Could you try this patch to see if it solves the latency problem?

No, but it helps some when running two un-pinned busy loops, one at nice
0, and the other at nice 19. Yesterday I hit latencies of up to 1.2
_seconds_ doing this, and logging sched_debug and /proc/`pidof
Xorg`/sched from SCHED_RR shells.

Looking at a log (snippet attached) from this morning with the last hunk
of your patch still intact, it looks like min_vruntime is being modified
after a task is queued. If you look at the snippet, you'll see the nice
19 bash busy loop on CPU1 with a vruntime of 3010385.345325, and one
second later on CPU1 with it's vruntime at 2814952.425082, but
min_vruntime is 3061874.838356.

I think this could be what was happening: between the two seconds, CPU 0 becomes idle and it pulls the nice 19 task over via pull_task(), which calls set_task_cpu(), which changes the task's vruntime to the current min_vruntime of CPU 0 (in my patch). Then, after set_task_cpu(), CPU 0 calls activate_task(), which calls enqueue_task() and in turn update_curr(). Now, nr_running on CPU 0 is 0, so sync_vruntime() gets called and CPU 0's min_vruntime gets synced to the system max. Thus, the nice 19 task now has a vruntime less than CPU 0's min_vruntime. I think this can be fixed by adding the following code in set_task_cpu() before we adjust p->vruntime:

if (!new_rq->cfs.nr_running)

static void sync_vruntime(struct cfs_rq *cfs_rq)
struct rq *rq;
- int cpu;
+ int cpu, wrote = 0;

for_each_online_cpu(cpu) {
rq = &per_cpu(runqueues, cpu);
+ if (spin_is_locked(&rq->lock))
+ continue;
+ smp_wmb();
cfs_rq->min_vruntime = max_vruntime(cfs_rq->min_vruntime,
+ wrote++;
- schedstat_inc(cfs_rq, nr_sync_min_vruntime);
+ if (wrote)
+ schedstat_inc(cfs_rq, nr_sync_min_vruntime);

I think this rq->lock check works because it prevents the above scenario (CPU 0 is in pull_task so it must hold the rq lock).
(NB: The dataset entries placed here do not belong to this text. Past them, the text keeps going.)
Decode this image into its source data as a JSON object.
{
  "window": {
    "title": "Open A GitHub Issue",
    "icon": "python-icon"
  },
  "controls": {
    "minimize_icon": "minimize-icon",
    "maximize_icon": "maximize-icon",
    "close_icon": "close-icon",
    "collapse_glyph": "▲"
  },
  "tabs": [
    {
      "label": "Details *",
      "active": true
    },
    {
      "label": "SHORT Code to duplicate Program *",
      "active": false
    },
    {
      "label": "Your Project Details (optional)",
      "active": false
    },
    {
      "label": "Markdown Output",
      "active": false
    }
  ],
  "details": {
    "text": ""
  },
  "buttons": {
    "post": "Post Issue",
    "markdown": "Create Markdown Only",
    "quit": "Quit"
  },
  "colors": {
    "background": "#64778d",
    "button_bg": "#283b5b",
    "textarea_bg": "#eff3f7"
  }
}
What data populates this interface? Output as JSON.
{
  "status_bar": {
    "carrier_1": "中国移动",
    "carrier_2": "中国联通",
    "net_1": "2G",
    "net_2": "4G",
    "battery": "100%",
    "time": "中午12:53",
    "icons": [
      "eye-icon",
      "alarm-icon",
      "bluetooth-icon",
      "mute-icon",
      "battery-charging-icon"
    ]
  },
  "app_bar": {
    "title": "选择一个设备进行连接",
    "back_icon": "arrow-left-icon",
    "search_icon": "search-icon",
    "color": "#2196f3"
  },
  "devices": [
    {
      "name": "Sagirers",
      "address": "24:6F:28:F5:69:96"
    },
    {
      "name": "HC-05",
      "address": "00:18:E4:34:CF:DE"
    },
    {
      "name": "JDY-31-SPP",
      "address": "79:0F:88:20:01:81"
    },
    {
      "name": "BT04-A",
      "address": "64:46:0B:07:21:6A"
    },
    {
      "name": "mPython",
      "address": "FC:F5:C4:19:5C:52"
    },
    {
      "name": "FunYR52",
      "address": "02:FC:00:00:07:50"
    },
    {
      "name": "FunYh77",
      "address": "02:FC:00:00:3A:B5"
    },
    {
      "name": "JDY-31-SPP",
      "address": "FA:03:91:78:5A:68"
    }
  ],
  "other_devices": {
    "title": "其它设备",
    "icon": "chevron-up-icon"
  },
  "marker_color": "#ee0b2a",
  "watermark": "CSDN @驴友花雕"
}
But my concern is that it may be too conservative, since sync_vruntime is called by update_curr, which mostly gets called in enqueue_task() and dequeue_task(), both of which are often invoked with the rq lock being held. Thus, if we don't allow sync_vruntime when rq lock is held, the sync will occur much less frequently and thus weaken cross-CPU fairness.